Dann widmet sich Luise Jungs wieder ihren Kommilitonen und der gemeinsamen Präsentation. Die muss schließlich bald fertig sein.
Rund 30 junge Männer und eine junge Frau sitzen in einem hellen Seminarraum der Frankfurt School of Finance and Management und machen Gruppenarbeit. Das Ganze hat etwas von einer Schulklasse. Es geht um Präsentationstechniken bei Vorträgen und Hausarbeiten – ein eher "weiches" Fach, wie ein Student meint. Die Studierenden des Bachelorjahrgangs beschäftigen sich ansonsten vor allem mit der komplizierten und anspruchsvollen Welt der Finanzen. Einer von ihnen ist Philipp Amely. Der 21-Jährige absolviert in der Bankenmetropole am Main eine duale Ausbildung: Blockweise arbeitet er bei der Deutschen Postbank, dazwischen studiert der gebürtige Bonner BWL. Ein 13/ 14-Stunden-Tag ist an der Hochschule normal. Das Studium fordert einen extrem, sagt Philipp:
"Für mich persönlich wird es erst mal meine Belastungsgrenzen aufzeigen, dass ich sehe, wie belastbar ich in welchen Bereichen bin und wo für mich Ende ist. Andererseits bringt es auch intellektuell viel, weil man hat hier die perfekte Ausbildung, und ich denke, dass die Ausbildung einen sehr gut auf den weiteren Lebensweg vorbereitet und dass man dadurch die verschiedensten Möglichkeiten für die spätere Zukunft hat. "

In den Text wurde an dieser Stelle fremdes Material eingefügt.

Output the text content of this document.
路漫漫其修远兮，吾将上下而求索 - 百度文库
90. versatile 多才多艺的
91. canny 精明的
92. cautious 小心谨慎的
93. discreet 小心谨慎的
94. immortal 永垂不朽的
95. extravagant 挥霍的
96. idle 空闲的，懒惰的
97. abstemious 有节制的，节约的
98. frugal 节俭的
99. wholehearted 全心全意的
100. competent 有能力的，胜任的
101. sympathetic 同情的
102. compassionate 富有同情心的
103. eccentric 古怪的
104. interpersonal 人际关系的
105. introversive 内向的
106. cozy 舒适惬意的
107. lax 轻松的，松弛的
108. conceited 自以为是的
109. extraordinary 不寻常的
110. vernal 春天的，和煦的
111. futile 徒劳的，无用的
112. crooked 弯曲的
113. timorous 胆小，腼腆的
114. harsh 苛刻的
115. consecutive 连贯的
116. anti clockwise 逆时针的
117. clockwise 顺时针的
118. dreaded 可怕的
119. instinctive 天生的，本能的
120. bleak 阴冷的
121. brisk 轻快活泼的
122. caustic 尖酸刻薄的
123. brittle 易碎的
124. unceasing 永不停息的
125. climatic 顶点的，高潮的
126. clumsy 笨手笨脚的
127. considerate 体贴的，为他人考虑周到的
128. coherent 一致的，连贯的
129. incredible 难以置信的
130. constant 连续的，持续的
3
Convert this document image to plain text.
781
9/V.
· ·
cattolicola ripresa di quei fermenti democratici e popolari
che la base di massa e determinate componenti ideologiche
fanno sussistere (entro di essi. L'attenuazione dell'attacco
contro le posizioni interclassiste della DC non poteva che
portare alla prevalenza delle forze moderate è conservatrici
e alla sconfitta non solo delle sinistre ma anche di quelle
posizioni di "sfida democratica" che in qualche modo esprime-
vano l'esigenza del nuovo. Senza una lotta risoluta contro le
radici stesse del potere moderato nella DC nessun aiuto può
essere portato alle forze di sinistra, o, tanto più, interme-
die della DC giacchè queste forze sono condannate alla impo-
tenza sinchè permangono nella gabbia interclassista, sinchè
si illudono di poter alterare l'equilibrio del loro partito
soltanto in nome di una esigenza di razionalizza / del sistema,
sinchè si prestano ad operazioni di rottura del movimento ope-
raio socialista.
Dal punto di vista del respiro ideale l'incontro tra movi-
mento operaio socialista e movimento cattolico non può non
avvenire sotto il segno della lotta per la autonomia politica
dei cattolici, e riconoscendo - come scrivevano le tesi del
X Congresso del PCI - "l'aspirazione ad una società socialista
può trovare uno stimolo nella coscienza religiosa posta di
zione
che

Die Entscheidung für die private Hochschule bereut Philipp nicht - trotz Stress und wenig Freizeit. Der 21-Jährige hat sich den Schritt hierher gut überlegt, die Eltern waren seine wichtigsten Berater – immerhin ist der Vater BWL-Professor.
"Ich finde es ganz wichtig, dass man sich gerade da mit seinen Eltern austauscht, weil die Eltern ja doch das eine oder andere Jahr mehr Berufserfahrung haben als man selbst. Ihre Meinung war so das Wichtigste für mich in der Findungsphase."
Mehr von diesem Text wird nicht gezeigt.